Do wealth and inequality associate with health in a small-scale subsistence society?

Adrian V. Jaeggi, Aaron D. Blackwell, Christopher von Rueden, Benjamin C. Trumble, Jonathan Stieglitz, Angela R. Garcia, Thomas S. Kraft, Bret A. Beheim, Paul L. Hooper, Hillard Kaplan, Michael Gurven

Research output: Contribution to journalArticlepeer-review

4 Scopus citations

Abstract

In high-income countries, one's relative socio-economic position and economic inequality may affect health and well-being, arguably via psychosocial stress. We tested this in a small-scale subsistence society, the Tsimane, by associating relative household wealth (n = 871) and community-level wealth inequality (n = 40, Gini = 0.15-0.53) with a range of psychological variables, stressors, and health outcomes (depressive symptoms [n = 670], social conflicts [n = 401], non-social problems [n = 398], social support [n = 399], cortisol [n = 811], body mass index [n = 9,926], blood pressure [n = 3,195], self-rated health [n = 2523], morbidities [n = 1542]) controlling for community-average wealth, age, sex, household size, community size, and distance to markets.

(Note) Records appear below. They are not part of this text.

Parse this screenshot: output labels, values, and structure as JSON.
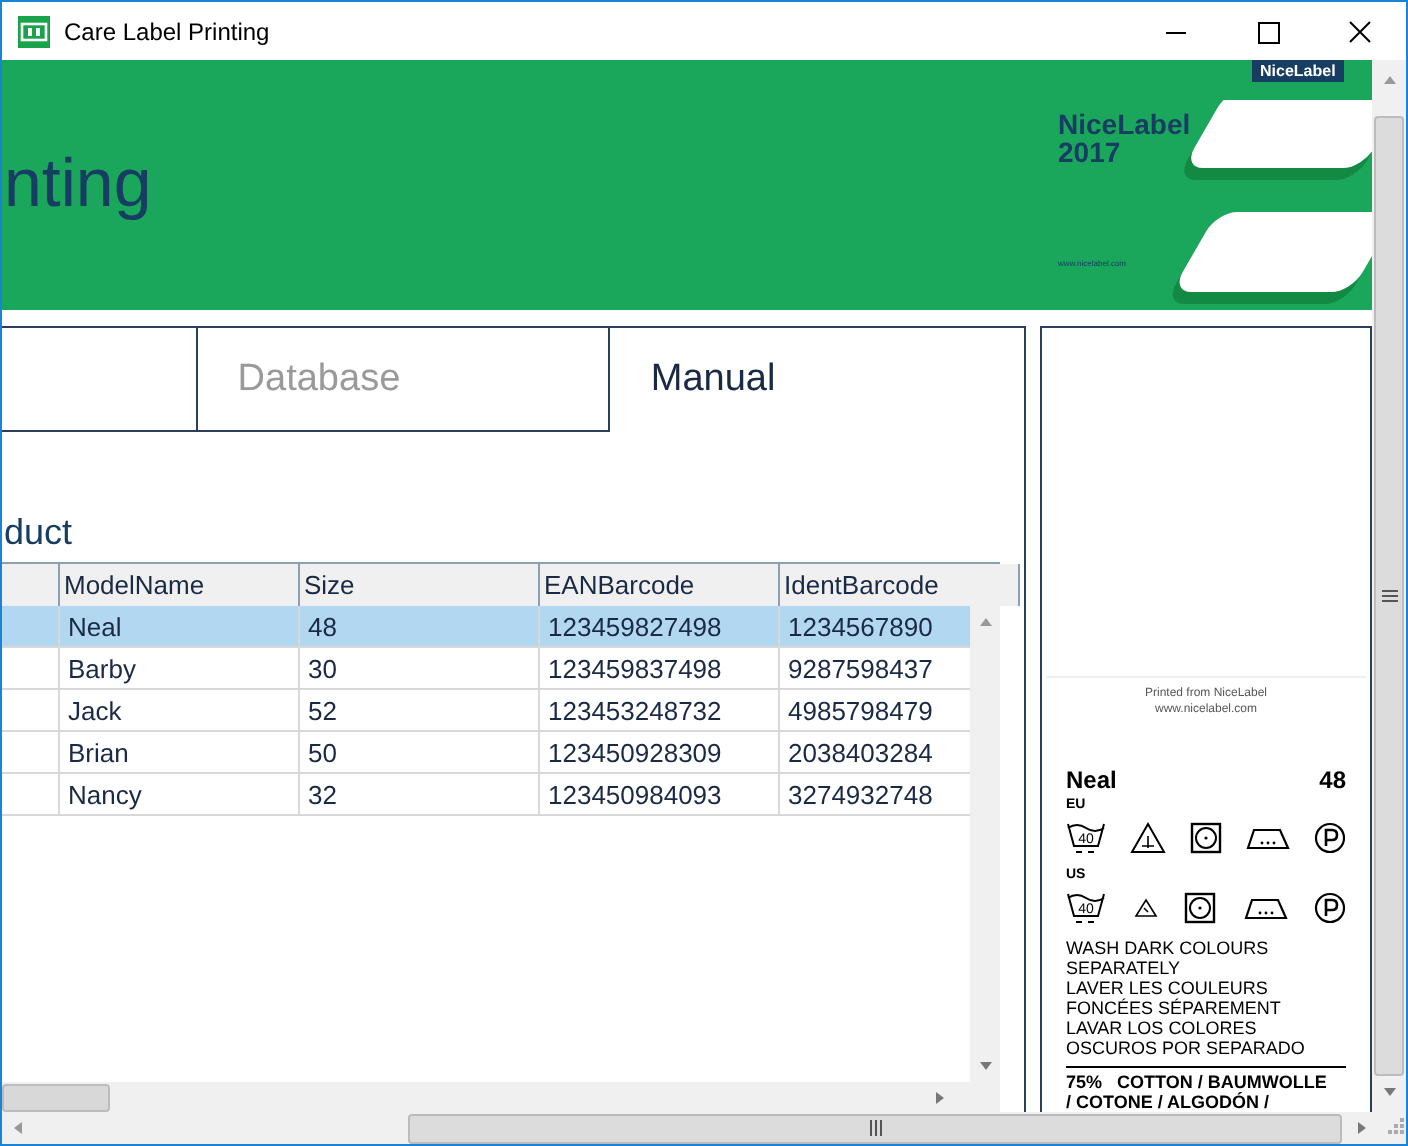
{
  "window": {
    "title": "Care Label Printing"
  },
  "banner": {
    "heading": "nting",
    "logo_badge": "NiceLabel",
    "product": "NiceLabel",
    "year": "2017",
    "url": "www.nicelabel.com"
  },
  "tabs": [
    {
      "label": "Database",
      "selected": false
    },
    {
      "label": "Manual",
      "selected": true
    }
  ],
  "grid": {
    "heading": "duct",
    "columns": [
      "ModelName",
      "Size",
      "EANBarcode",
      "IdentBarcode"
    ],
    "rows": [
      {
        "cells": [
          "Neal",
          "48",
          "123459827498",
          "1234567890"
        ],
        "selected": true
      },
      {
        "cells": [
          "Barby",
          "30",
          "123459837498",
          "9287598437"
        ],
        "selected": false
      },
      {
        "cells": [
          "Jack",
          "52",
          "123453248732",
          "4985798479"
        ],
        "selected": false
      },
      {
        "cells": [
          "Brian",
          "50",
          "123450928309",
          "2038403284"
        ],
        "selected": false
      },
      {
        "cells": [
          "Nancy",
          "32",
          "123450984093",
          "3274932748"
        ],
        "selected": false
      }
    ]
  },
  "label_preview": {
    "printed_from": "Printed from NiceLabel",
    "url": "www.nicelabel.com",
    "model": "Neal",
    "size": "48",
    "regions": [
      {
        "name": "EU",
        "wash_temp": "40"
      },
      {
        "name": "US",
        "wash_temp": "40"
      }
    ],
    "care_text": "WASH DARK COLOURS\nSEPARATELY\nLAVER LES COULEURS\nFONCÉES SÉPAREMENT\nLAVAR LOS COLORES\nOSCUROS POR SEPARADO",
    "composition": "75%   COTTON / BAUMWOLLE",
    "composition_more": "/ COTONE / ALGODÓN /"
  }
}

Wealthier people largely had better outcomes while inequality associated with more respiratory disease, a leading cause of mortality. Greater inequality and lower wealth were associated with higher blood pressure. Psychosocial factors did not mediate wealth-health associations. Thus, relative socio-economic position and inequality may affect health across diverse societies, though this is likely exacerbated in high-income countries.

Original languageEnglish (US)
JournaleLife
Volume10
DOIs
StatePublished - May 14 2021
Externally publishedYes

Keywords

  • biopsychosocial
  • epidemiology
  • global health
  • hierarchy
  • human
  • medicine
  • mismatch
  • social determinants of health
  • socio-economic status
  • tradeoffs

ASJC Scopus subject areas

  • Neuroscience(all)
  • Biochemistry, Genetics and Molecular Biology(all)
  • Immunology and Microbiology(all)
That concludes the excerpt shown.